“Dear archdeacon, my dear sir!” said the Franciscan, pointing at Phœbus, “this suit of clothes has belonged to a priest; do you not see the black stockings, the knee-breeches, the waistcoat? Archdeacon, it is not the proper thing to let the clothes of the clergy be seen in a masquerade.”
“Persicomele!” exclaimed the archdeacon, looking more closely, as he passed his hand over his knees, as if dusting his breeches. “Who gave you these clothes?”
“The chaplain!”
“Good! very good!” exclaimed the syndic, chuckling with delight, but he immediately resumed the calm, severe, and munificent aspect of the person who has to sign municipal edicts.
“It seems impossible that, at the present day, certain priests should have so little respect for their cloth!” said the Franciscan indignantly. “Fatal effects, my dear sir!...” And he took an enormous pinch of snuff, with both hands.
“You must not believe, reverend father,” replied the syndic, with some heat, “that the chaplain gives the law to our commune; he is a——”

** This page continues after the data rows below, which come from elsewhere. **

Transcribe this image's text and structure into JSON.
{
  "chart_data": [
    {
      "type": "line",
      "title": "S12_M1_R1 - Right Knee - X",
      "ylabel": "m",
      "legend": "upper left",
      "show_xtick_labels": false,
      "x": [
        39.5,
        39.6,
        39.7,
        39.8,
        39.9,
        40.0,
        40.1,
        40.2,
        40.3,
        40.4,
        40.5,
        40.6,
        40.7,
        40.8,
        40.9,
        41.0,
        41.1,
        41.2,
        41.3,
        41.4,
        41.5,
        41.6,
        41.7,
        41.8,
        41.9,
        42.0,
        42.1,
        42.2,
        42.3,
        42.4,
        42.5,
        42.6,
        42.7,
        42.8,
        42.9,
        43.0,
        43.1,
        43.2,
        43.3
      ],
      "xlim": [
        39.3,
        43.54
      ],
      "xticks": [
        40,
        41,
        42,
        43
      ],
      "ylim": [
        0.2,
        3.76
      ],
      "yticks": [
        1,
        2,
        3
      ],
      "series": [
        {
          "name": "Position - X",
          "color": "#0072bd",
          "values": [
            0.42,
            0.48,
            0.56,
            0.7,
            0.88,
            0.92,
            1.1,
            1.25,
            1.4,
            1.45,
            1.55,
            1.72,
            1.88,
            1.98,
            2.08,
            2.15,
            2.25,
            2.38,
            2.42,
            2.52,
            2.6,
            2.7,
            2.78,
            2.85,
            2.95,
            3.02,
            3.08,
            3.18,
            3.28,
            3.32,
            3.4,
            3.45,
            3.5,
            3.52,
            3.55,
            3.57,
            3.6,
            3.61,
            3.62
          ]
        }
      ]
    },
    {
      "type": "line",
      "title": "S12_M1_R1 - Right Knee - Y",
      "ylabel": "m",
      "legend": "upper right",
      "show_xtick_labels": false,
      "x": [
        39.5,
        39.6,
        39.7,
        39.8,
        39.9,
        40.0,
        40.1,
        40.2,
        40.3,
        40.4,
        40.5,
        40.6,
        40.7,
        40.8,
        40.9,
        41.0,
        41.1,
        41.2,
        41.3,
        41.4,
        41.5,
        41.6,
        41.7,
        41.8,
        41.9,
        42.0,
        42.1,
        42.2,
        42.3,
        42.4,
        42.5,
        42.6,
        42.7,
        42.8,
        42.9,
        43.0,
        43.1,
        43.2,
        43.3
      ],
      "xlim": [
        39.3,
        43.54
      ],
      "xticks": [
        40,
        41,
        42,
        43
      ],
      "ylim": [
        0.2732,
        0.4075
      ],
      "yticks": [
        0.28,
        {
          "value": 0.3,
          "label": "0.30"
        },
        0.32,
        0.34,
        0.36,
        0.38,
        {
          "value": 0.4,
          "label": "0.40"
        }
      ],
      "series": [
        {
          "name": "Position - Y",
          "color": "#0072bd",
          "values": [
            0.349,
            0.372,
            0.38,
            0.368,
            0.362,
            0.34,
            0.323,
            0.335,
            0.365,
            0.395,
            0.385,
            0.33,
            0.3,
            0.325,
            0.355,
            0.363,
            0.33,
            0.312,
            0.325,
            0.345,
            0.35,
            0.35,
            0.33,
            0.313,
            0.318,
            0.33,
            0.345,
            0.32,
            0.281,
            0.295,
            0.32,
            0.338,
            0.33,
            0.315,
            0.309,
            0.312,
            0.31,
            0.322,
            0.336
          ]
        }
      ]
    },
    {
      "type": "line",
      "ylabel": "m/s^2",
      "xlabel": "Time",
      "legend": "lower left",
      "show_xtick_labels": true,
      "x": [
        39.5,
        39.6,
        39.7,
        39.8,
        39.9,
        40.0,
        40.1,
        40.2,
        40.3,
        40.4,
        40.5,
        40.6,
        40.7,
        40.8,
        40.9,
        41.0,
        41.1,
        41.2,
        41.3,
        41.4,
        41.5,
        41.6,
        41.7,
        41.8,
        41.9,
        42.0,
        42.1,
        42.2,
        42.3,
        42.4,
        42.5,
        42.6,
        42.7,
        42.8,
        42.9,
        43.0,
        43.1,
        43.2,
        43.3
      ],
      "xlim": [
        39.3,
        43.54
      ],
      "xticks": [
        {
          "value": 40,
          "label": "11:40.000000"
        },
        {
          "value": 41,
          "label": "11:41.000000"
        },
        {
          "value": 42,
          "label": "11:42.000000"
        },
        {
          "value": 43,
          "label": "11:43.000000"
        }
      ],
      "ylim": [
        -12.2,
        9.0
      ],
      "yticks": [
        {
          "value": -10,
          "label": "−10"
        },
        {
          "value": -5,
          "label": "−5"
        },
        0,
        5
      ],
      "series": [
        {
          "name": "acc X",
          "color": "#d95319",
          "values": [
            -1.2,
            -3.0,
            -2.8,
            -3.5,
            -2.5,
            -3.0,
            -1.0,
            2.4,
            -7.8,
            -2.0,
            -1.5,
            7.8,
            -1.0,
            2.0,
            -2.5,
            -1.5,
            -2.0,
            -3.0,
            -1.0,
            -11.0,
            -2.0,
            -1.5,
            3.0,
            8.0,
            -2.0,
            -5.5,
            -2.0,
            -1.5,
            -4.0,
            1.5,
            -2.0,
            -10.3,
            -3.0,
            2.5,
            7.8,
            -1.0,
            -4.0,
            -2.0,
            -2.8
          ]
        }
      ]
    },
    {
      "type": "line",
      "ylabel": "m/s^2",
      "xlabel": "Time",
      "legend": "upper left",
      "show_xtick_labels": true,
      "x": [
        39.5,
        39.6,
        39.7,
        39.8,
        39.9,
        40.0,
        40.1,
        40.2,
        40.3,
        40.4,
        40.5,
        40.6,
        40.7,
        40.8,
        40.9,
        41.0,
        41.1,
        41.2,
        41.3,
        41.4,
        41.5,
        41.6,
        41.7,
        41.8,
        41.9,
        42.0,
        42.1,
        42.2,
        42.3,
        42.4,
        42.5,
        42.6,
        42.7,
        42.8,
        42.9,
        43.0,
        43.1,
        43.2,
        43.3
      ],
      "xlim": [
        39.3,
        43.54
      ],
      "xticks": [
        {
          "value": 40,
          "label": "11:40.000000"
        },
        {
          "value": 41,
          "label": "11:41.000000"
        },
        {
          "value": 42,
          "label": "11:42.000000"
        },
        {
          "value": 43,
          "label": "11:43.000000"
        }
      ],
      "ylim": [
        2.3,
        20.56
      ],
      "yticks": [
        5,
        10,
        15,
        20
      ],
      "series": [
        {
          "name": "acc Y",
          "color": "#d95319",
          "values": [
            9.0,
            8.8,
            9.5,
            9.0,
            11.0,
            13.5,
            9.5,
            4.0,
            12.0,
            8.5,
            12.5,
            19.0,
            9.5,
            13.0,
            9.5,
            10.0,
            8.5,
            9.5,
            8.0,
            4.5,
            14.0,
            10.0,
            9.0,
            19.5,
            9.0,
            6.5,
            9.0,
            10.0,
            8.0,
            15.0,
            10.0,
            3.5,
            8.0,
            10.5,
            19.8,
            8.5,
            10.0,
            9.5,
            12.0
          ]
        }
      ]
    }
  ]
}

“Sir!” exclaimed the archdeacon.
“But you don’t know——”
“I don’t want to know. The chaplain is a priest, and that’s enough! Find me another who for 260 francs will take the services of the Misericordia the whole year round, who will go ten or twelve miles on foot, in the depth of winter, or in the dog-days, to attend a funeral, and that with seventy years on his back! And then he has all his brother’s family to keep—seven persons! But you were only joking, Cavalier!—so never mind, let it pass.... And as for you, you blind rascal, I must speak to you again about this. You had no business to go masquerading in these clothes, which were given you in charity. To-morrow, I shall tell the chaplain to take them away from you again!”
“What a pity!” thought Doctor Phœbus to himself; “I was going to make the overcoat into a nice jacket to wear only on feast-days!”